The depreciation of the rupee in 2025, despite strong GDP growth, was a significant anomaly. Chakraborty pointed out that for the first time since 1991, India is poised to record two consecutive years of a Balance of Payments (BOP) deficit, which has been the primary driver of the currency's weakness, overriding traditional valuation metrics like inflation differentials. Looking ahead, he projects a potential turnaround. "As we move into 2026 in the first quarter, the Jan-March quarter itself, there's a possibility that the BOP turns into surplus," he said. This shift, coupled with returning capital flows, could allow the RBI to establish a floor for the rupee. Citi has a 9-to-12-month target of around 91 for the currency, suggesting a move towards a more stable equilibrium.

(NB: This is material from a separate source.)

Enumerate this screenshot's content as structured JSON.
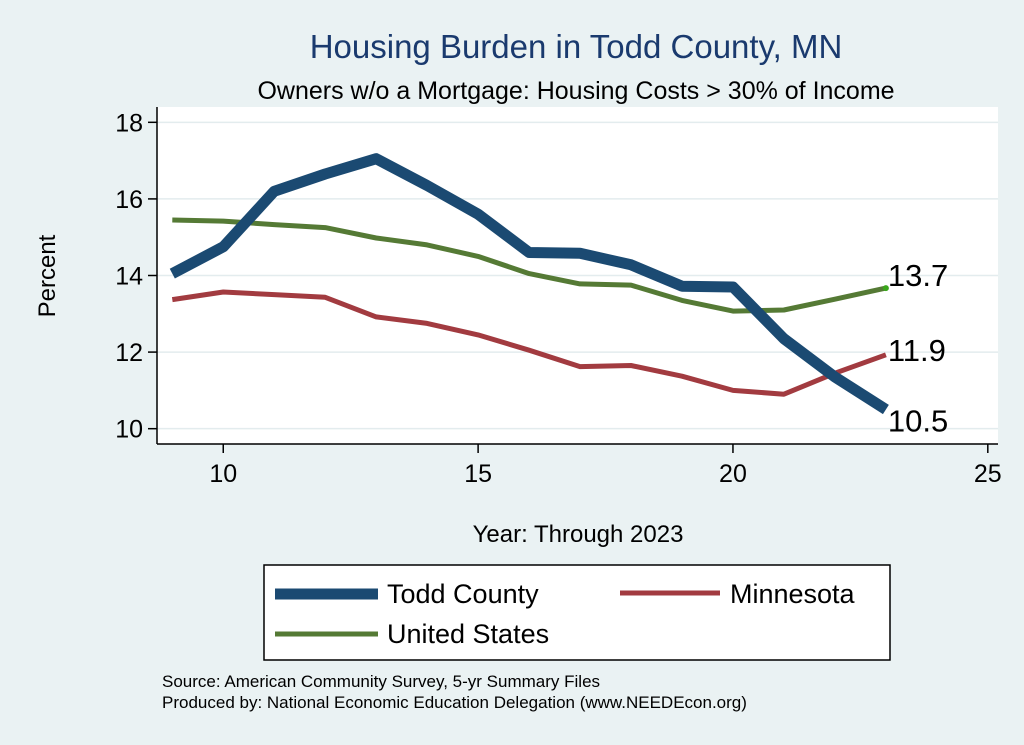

However, a significant macro challenge looms over the bond market. Chakraborty highlighted a dramatic increase in government borrowing, with combined central and state bond issuance projected to exceed ₹30 lakh crore in FY27, a threefold increase from pre-COVID levels of around ₹10 lakh crore. This massive supply is expected to exert upward pressure on bond yields by widening the term premium.
To counter this, the RBI's intervention will be crucial. Chakraborty argued that the central bank would need to continue substantial support through Open Market Operations (OMOs) to manage liquidity and prevent rising borrowing costs from undermining its monetary policy objectives. "We have never seen a ₹6 trillion-year OMO from RBI. So that trend I suspect would have to continue if this bond market has to be supported," he concluded, indicating that while the growth-inflation balance remains favourable, managing the fiscal and external accounts will be the key challenge for India in 2026.